6 Influence of damper winding contact resistance

In Sect. 3 it has been demonstrated that different rotor slot alignments are possible (see details Figs. 10 and 11). In this section the effect of the damper winding contact resistance on field current behavior will be examined.

The following tests reveal that the coefficient \(K_{3}\) in Eq. (4) is influenced by the contact resistance \(R_{K} = R_{K} ( R_{1}, R_{2},\ldots )\). They are varied being scaled with the factors 1, 2 and 4. Larger damper resistance leads to suppressed reaction and higher currents in the field winding; smaller damper resistance increases the damper reaction to the flux and reduces currents induced in the field winding.

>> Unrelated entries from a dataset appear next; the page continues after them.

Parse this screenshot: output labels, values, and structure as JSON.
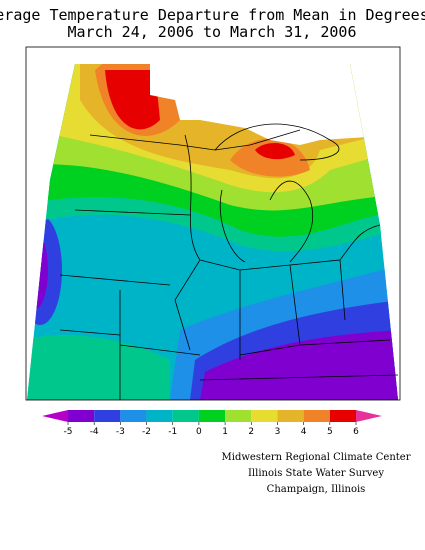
{
  "title": [
    "Average Temperature Departure from Mean in Degrees F",
    "March 24, 2006 to March 31, 2006"
  ],
  "legend": {
    "ticks": [
      -5,
      -4,
      -3,
      -2,
      -1,
      0,
      1,
      2,
      3,
      4,
      5,
      6
    ],
    "colors": [
      "#b400c8",
      "#8000d0",
      "#3040e0",
      "#1e90e8",
      "#00b4c8",
      "#00c88c",
      "#00d020",
      "#a0e030",
      "#e6dc32",
      "#e6b428",
      "#f08228",
      "#e60000",
      "#e6329b"
    ]
  },
  "credits": [
    "Midwestern Regional Climate Center",
    "Illinois State Water Survey",
    "Champaign, Illinois"
  ]
}
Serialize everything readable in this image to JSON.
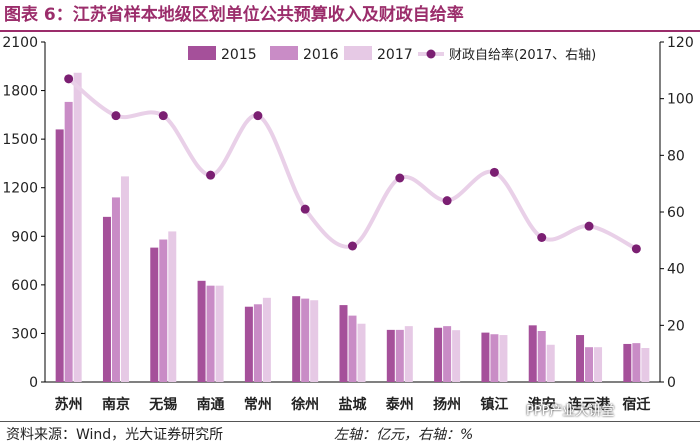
{
  "figure": {
    "title": "图表 6：江苏省样本地级区划单位公共预算收入及财政自给率",
    "source": "资料来源：Wind，光大证券研究所",
    "unit_note": "左轴：亿元，右轴：%",
    "watermark": "PPP产业大讲堂"
  },
  "colors": {
    "title": "#9b2d6b",
    "bar_2015": "#a5509a",
    "bar_2016": "#c98cc6",
    "bar_2017": "#e6c9e5",
    "line_ratio": "#e9d0e8",
    "line_marker": "#7b1f72"
  },
  "chart_data": {
    "type": "bar",
    "categories": [
      "苏州",
      "南京",
      "无锡",
      "南通",
      "常州",
      "徐州",
      "盐城",
      "泰州",
      "扬州",
      "镇江",
      "淮安",
      "连云港",
      "宿迁"
    ],
    "series": [
      {
        "name": "2015",
        "values": [
          1560,
          1020,
          830,
          625,
          465,
          530,
          475,
          322,
          335,
          305,
          350,
          290,
          235
        ]
      },
      {
        "name": "2016",
        "values": [
          1730,
          1140,
          880,
          595,
          480,
          515,
          410,
          322,
          345,
          295,
          315,
          215,
          240
        ]
      },
      {
        "name": "2017",
        "values": [
          1910,
          1270,
          930,
          595,
          520,
          505,
          360,
          345,
          320,
          290,
          230,
          215,
          210
        ]
      }
    ],
    "line_series": {
      "name": "财政自给率(2017、右轴)",
      "values": [
        107,
        94,
        94,
        73,
        94,
        61,
        48,
        72,
        64,
        74,
        51,
        55,
        47
      ]
    },
    "ylim_left": [
      0,
      2100
    ],
    "yticks_left": [
      0,
      300,
      600,
      900,
      1200,
      1500,
      1800,
      2100
    ],
    "ylim_right": [
      0,
      120
    ],
    "yticks_right": [
      0,
      20,
      40,
      60,
      80,
      100,
      120
    ],
    "legend": [
      "2015",
      "2016",
      "2017",
      "财政自给率(2017、右轴)"
    ],
    "legend_position": "top-right",
    "grid": false
  }
}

The calculated stator and field winding currents for different wedge to retaining ring contacts at 3P-SSC are presented in Figs. 25 and 26. The time dependence of terminal voltage is shown in Fig. 19. The K-parameters for Eq. (4) are summarized in Table 5.

Fig. 25.

Stator current at 3P-SSC for different \(R_{K}\)

Fig. 26.

Rotor winding current at 3P-SSC for different \(R_{K}\)

Table 5. K-Parameters for different contact resistors \(R_{K}\)

The stator current changes slightly with modification of the damper winding contact resistances, while the rotor current is affected strongly. The peak rotor current for nominal contact resistance is observed as 3.589 kA (see Sect. 3). The two times nominal contact resistance increases the peak rotor current to 4.038 kA (112.5 %), while the four times—to 4.363 kA (121.6 %).

Varying the contact resistance one affects the coefficient \(K_{3}\) which is coupled to the sinusoidal part of Eq. (4). The corresponding term decays with the armature time constant.

7 Conclusion

Precise control over performance of a synchronous generator is not possible without detailed understanding of time-dependent processes associated with the currents induced in the stator and rotor windings. Our work provides the promising theoretical approach to calculate these currents at the 3P-SSC event quickly and accurately. The proposed method is a combination of the FEA and newly developed analytical equation. First of all, the finite element model, which involves all crucial elements of a synchronous electrical machine (namely stator core and stator winding, rotor yoke and rotor winding, damper winding and conductive rotor surface), is investigated. In the second step the new analytical equation, which is based on the results of the FEA and describes the time-dependent field winding current at 3P-SSC, is presented.

Our studies have demonstrated that the developed equation is feasible for both, solid and laminated rotors, with and without damper bars. It contains 4 phenomenological coefficients for description of the time-dependent stator and rotor winding currents, which are evaluated by means of the non-linear transient finite element method. They have been identified to be unique for a given configuration of an electrical machine. The results of our theoretical approach to evaluate the transients in rotor and stator winding have been found to be in good agreement with the factory test measurements.